The board members all then voiced their support for 4c, although some still had some reservations about it.

Board member Toni Cilek said whatever the decision, she thought it would be important for the board to make it by the June 28 meeting, before fellow board member Mike Cooper leaves the board, and so as to not drag the process out any longer with constant tweaking.

"We're not going to make everyone happy," Cilek said. "We need at some point to step back and do what is best for the whole district."

Board member Tuyet Dorau said she is mostly in favor of 4c, but is troubled by the fact that the Pheasant Ridge neighborhood is being sent to Weber instead of Borlaug, because this will make it an "island" isolated from its contiguous neighborhoods.

"I've always been in favor of having more contiguous geographical regions for our boundaries so they make more sense," Dorau said. "I don't like seeing these little islands."

The Pheasant Ridge residents, many of them Sudanese immigrants, have also expressed concern about their children, who now attend the soon to be closed Roosevelt Elementary School, being separated from their teachers who are going to Borlaug. Dorau said she hopes to learn more about their concerns at a meeting at the Pheasant Ridge Neighborhood Center on Thursday night.

Board member Sarah Swisher said that she also supports 4c, but hopes that moves like the one done with Pheasant Ridge weren't done only to balance a few percent points of free and reduced lunch rates between the schools.

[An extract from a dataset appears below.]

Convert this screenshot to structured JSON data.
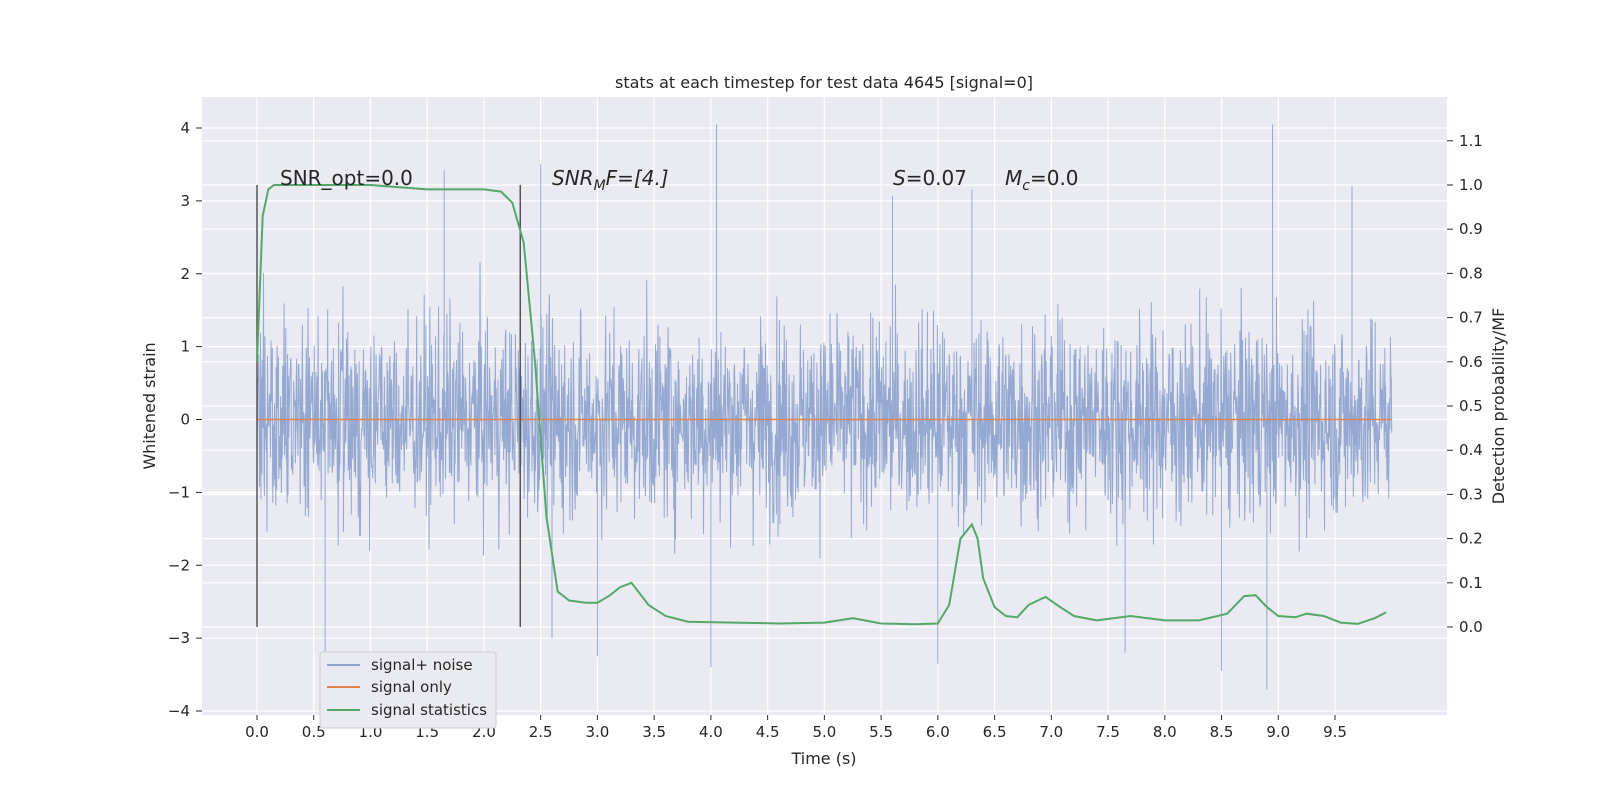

The plan currently balances Weber, Borlaug and Horn Elementary Schools at approximately 30 percent free and reduced lunch rates. Swisher said such balance isn't necessarily as important as it might appear, or at least not enough to rate over other factors.

"If [the moves] were made to balance a few points in free and reduced lunch, that is something I wouldn't be very comfortable with," Swisher said.

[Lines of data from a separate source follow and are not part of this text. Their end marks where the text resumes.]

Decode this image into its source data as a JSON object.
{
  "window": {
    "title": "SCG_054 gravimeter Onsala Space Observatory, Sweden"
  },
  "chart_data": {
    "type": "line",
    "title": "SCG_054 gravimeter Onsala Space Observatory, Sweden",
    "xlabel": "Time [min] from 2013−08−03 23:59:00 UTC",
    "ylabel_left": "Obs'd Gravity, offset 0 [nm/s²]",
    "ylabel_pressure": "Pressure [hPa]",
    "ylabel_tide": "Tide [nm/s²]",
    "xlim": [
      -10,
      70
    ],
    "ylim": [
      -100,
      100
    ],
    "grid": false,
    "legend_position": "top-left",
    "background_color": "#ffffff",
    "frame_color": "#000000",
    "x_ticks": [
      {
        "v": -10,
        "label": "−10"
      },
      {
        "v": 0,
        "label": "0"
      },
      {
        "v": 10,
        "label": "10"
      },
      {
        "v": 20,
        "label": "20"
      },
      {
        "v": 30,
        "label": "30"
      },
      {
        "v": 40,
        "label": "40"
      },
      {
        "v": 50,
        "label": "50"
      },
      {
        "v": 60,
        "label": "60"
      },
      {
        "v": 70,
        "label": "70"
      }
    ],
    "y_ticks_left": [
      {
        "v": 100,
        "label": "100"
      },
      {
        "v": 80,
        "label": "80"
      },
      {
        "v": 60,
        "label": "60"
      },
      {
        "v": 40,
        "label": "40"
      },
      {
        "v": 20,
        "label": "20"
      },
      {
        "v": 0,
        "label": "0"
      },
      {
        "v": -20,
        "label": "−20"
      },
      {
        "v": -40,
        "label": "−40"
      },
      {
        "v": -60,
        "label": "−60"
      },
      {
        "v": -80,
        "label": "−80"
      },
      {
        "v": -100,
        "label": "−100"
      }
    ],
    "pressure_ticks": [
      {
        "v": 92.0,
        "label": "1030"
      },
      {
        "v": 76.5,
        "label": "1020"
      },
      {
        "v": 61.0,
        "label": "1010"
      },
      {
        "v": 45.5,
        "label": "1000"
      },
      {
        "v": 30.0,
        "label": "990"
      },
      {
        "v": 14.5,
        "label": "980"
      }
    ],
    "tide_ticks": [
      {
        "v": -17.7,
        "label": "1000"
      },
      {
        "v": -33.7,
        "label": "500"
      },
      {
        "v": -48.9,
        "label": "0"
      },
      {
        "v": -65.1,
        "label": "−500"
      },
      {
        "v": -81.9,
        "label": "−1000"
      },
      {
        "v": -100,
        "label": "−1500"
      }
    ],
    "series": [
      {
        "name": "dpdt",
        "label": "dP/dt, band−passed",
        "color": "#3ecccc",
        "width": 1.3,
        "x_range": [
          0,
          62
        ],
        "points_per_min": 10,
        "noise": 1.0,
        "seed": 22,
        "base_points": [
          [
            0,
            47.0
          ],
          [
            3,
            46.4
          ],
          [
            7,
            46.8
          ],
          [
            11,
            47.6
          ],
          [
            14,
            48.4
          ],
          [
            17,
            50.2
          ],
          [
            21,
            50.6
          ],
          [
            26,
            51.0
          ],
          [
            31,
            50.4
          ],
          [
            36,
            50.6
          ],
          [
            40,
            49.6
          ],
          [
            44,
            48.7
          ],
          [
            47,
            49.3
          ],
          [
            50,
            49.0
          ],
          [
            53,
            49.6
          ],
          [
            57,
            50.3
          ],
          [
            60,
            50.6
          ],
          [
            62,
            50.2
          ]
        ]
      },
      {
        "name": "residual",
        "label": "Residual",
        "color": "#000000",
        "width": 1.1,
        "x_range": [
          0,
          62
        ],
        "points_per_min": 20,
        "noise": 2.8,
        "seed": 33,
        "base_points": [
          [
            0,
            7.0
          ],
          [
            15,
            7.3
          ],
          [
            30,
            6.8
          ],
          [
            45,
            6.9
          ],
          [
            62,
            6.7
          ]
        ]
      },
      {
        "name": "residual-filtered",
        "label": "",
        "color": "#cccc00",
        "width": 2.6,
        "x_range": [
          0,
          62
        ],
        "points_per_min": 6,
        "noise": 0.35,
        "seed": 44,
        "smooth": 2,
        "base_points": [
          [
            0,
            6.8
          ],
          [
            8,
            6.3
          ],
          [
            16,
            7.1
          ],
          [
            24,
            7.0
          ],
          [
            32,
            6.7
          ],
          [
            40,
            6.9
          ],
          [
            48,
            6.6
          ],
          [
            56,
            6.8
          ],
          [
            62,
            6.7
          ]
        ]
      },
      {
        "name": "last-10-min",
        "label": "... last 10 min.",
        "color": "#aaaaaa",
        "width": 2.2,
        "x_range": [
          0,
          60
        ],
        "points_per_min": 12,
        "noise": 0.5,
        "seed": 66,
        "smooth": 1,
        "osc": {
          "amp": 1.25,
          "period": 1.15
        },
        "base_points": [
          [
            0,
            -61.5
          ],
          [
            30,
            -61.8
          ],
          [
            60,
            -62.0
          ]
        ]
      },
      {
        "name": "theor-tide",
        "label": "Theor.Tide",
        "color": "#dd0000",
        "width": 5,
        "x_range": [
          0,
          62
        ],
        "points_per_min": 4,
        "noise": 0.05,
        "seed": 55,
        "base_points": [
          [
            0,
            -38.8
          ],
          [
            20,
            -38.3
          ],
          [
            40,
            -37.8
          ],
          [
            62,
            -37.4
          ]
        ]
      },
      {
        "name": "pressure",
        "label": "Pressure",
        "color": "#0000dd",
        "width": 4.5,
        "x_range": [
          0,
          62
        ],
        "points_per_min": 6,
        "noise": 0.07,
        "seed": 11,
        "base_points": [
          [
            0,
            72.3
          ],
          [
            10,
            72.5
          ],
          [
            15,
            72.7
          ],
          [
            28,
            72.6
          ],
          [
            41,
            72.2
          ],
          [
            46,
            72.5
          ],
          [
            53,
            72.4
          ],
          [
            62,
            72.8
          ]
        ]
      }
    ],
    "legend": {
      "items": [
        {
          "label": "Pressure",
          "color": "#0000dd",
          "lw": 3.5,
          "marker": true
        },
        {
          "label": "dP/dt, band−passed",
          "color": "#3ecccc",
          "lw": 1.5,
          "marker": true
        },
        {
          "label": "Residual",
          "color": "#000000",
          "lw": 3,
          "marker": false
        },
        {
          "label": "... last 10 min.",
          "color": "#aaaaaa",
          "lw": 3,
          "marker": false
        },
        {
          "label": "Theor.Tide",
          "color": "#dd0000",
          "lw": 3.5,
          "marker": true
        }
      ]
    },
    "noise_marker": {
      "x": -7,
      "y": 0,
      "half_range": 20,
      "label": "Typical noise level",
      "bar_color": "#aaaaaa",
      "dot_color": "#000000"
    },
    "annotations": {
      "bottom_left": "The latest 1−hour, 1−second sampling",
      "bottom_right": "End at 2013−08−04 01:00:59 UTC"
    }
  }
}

Superintendent Murley explained that the Pheasant Ridge students were being moved to Borlaug because they were opposites of the demographic makeup of the students being moved elsewhere to make room for Borlaug to open. He argued that disrupting this balance would lead to a greater inequity down the road.

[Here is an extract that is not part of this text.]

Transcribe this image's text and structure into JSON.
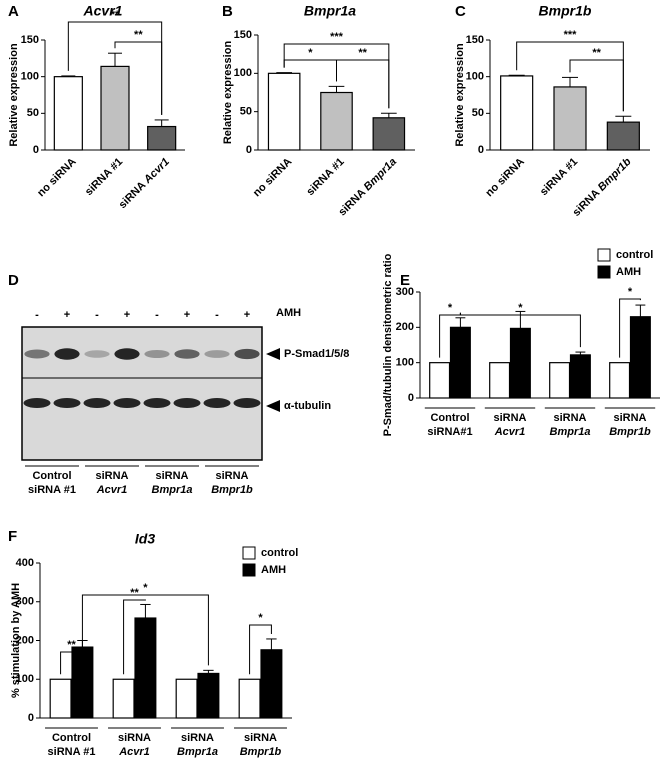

"If you move students in that don't mirror those demographics you can see drastic changes in factors that we have decided are very important to the decision making process," Murley said.

Mike Cooper, who said he hopes to have the chance to vote on the boundary change at his final meeting, agreed that a redistricting change shouldn't be made just to make the demographics look slightly better. On the other hand, he said if the schools don't have a proper balance of socioeconomic status now, pockets of influence and proverty could grow over time.

"What I wouldn't want to do is create a situation where we have at [Wickam Elementary School], where they have a 3 percent free and reduced lunch," Cooper said.

Cooper said that it wasn't the perfect scenario, but Draft 4c at least divides the boundaries into straight lines that seem to make sense.

Hills resident Julie Van Dyke argued that the plan should be changed to allow the residents of Lakeridge Mobile Home Court to attend Hills Elementary School instead of Mark Twain Elementary School, undoing a previous redistricting move.

Van Dyke said that many of the residents of this area have told her that they want to go to Hills Elementary, and as many as 35 children from this area transferred to the Highland Community School District rather than to go to Twain. She said that this move would potentially save Hills Elementary, after a viability study linked Hills Elementary School's low attendance to high per student cost, making some board members discuss whether or not the school is viable.

"You can save a school with one simple move," Van Dyke said. "That's not a small change, that's not insignificant,"

Board member Sarah Swisher replied that while she understood the concern of Hills citizens, the board is considering Borlaug boundaries independent of any decision regarding Hills.

"I wouldn't want to say how I feel toward the plan tonight would affect the city of Hills," Swisher said. "There's just more work to do here." 

The viability study and the future of Hills Elementary School will be discussed by board members at a facilities meeting scheduled for June 27.